YouTube
Contents
Create a YouTube RSS widget using YouTube URLs
YouTube channels can be embedded in a website as an RSS feed, and FeedWind can display them all. This allows you to publish more than one YouTube RSS channel feed through a widget on your website.
YouTube Widgets are entered into FeedWind using the channel’s URL. Custom channel URLs should work as long as they follow the correct formats, which usually match the defaults found in the address bar. Examples of working formats are listed below:
- https://www.youtube.com/channel/UCkGCrPKcT3M04WH2QilLJWQ
- https://www.youtube.com/c/TED/
- https://www.youtube.com/user/TEDxTalks/
Changing how your YouTube widget looks
Select any parameters that you might want to adjust such as colors and design options and then open the General section, >Advanced Settings, and ensure that “Thumbnail Resizing” is set to “Auto” or set the “Style” to Text only. Either setting will work fine with YouTube videos.
Thumbnail sizing
In the current version of FeedWind, it is not possible to adjust the YouTube player thumbnail size/dimensions.
Display a player, link, or icon
To display a YouTube video player in your feed, open the Feed Content section >Advanced Settings and click on the Display YouTube player button. You can display either a podcast icon (for sound only), or the YouTube video player interface (to play audio or the video) or hide them both and display just a text link to the media.
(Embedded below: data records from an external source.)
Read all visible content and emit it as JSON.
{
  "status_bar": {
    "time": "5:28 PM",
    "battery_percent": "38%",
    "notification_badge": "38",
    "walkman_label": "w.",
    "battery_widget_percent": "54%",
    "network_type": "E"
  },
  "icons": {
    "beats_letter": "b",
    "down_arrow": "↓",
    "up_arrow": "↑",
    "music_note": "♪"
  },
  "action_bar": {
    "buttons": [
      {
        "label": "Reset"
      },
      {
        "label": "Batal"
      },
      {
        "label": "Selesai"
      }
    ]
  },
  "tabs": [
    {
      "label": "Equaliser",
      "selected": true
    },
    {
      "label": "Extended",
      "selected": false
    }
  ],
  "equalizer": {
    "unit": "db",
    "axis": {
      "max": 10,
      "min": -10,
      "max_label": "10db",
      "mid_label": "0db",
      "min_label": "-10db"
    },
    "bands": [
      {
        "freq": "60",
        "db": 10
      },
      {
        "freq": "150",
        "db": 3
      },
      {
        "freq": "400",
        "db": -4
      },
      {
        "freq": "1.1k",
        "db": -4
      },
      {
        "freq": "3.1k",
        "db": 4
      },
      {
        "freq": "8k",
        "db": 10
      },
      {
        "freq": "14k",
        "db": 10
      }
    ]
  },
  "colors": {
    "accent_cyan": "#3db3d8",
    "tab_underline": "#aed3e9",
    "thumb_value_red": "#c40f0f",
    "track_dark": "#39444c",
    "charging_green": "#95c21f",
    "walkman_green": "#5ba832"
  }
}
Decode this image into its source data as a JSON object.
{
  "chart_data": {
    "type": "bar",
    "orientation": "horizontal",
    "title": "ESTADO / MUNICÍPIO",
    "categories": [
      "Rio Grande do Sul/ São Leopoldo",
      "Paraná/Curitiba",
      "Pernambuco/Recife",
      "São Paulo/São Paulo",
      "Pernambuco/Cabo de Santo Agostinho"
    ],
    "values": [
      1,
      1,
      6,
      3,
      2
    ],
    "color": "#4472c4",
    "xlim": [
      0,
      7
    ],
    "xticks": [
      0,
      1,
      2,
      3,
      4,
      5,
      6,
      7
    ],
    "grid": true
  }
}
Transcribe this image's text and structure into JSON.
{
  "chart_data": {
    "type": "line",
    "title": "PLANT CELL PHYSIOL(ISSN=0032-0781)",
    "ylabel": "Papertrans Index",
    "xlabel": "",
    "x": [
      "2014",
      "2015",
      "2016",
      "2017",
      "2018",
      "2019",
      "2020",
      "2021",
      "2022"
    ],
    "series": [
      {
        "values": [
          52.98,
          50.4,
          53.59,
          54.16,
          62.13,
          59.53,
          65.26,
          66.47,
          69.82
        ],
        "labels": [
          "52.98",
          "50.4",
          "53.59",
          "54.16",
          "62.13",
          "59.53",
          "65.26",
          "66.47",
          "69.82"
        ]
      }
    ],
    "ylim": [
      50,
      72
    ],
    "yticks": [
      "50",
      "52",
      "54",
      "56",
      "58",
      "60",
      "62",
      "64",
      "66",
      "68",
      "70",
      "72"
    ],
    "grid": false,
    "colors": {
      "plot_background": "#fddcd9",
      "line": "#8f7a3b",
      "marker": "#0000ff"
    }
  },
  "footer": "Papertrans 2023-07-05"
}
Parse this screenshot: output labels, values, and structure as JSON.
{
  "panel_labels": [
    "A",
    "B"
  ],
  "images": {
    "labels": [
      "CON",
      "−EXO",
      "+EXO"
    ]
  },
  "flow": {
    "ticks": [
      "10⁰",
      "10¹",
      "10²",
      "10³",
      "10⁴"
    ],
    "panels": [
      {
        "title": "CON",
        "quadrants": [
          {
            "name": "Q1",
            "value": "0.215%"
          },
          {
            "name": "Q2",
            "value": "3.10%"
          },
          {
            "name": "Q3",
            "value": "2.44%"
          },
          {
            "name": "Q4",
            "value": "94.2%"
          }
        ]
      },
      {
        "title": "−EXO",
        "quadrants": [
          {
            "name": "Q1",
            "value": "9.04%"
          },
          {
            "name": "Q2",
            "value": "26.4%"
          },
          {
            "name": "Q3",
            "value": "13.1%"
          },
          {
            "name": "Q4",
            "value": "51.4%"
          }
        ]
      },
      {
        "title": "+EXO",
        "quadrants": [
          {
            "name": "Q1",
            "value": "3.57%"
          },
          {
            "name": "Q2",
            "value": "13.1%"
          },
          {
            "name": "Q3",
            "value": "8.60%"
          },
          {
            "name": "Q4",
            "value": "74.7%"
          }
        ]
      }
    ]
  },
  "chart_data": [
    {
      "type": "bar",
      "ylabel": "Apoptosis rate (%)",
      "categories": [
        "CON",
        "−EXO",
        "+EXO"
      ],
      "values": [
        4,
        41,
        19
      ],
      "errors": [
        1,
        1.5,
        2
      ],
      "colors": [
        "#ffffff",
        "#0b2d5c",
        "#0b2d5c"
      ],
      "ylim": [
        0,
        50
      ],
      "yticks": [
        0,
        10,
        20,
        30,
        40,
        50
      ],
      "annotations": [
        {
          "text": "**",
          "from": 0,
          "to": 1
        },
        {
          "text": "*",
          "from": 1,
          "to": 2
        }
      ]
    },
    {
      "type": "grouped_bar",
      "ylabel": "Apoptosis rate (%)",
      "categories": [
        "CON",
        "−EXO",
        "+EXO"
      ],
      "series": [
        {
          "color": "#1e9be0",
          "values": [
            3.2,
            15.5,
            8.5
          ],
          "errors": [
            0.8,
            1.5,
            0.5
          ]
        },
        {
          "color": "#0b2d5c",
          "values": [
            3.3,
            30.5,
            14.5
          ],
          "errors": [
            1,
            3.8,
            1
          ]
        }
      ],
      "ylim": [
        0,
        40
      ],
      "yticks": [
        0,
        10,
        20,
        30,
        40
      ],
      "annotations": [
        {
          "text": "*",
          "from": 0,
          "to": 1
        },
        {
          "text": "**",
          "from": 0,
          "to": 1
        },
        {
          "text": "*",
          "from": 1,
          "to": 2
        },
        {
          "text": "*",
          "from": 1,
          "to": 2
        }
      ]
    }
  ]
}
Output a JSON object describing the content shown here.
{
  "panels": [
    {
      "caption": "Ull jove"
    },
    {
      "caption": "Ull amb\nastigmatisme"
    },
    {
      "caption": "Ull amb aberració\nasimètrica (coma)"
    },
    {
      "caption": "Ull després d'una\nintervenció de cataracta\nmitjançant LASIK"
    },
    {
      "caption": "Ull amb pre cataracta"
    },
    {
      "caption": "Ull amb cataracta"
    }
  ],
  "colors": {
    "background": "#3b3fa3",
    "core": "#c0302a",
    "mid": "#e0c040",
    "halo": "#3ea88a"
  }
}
Switching to “Content Only” in the Feed Contents section removes the text and leaves just the YouTube player behind. The Time/Date can also be toggled to “off” here if required.
Here’s an example of a YouTube RSS feed widget
Displaying multiple YouTube RSS feeds in a single widget
If you need to display RSS feeds from multiple YouTube channels, you can use multiple RSS feeds aggregated into a single feed. YouTube is organized much like many other places that offer continuously updating content. In their case, they use “channels” which are organized just like TV channels, by topic, genres, age group, etc.
The main difference is that a YouTube channel can be started and run by anyone as they are free and not subject to broadcasters fees etc. that TV stations must adhere to. This has made YouTube the world’s largest broadcaster so anyone looking to find suitable content to feed into their site needs to look no further.
YouTube is Royalty free!
Content from YouTube is also royalty-free as long as it is used within the scope of the YouTube Terms of Service. This makes YouTube an ideal source for material for any website. There are 8 years of content uploaded every single day to YouTube – a simply staggering amount of content!
Whatever your YouTube channel offers, it can be fed to any website through a FeedWind widget – it’s easy to set up so there is every reason to give it a try!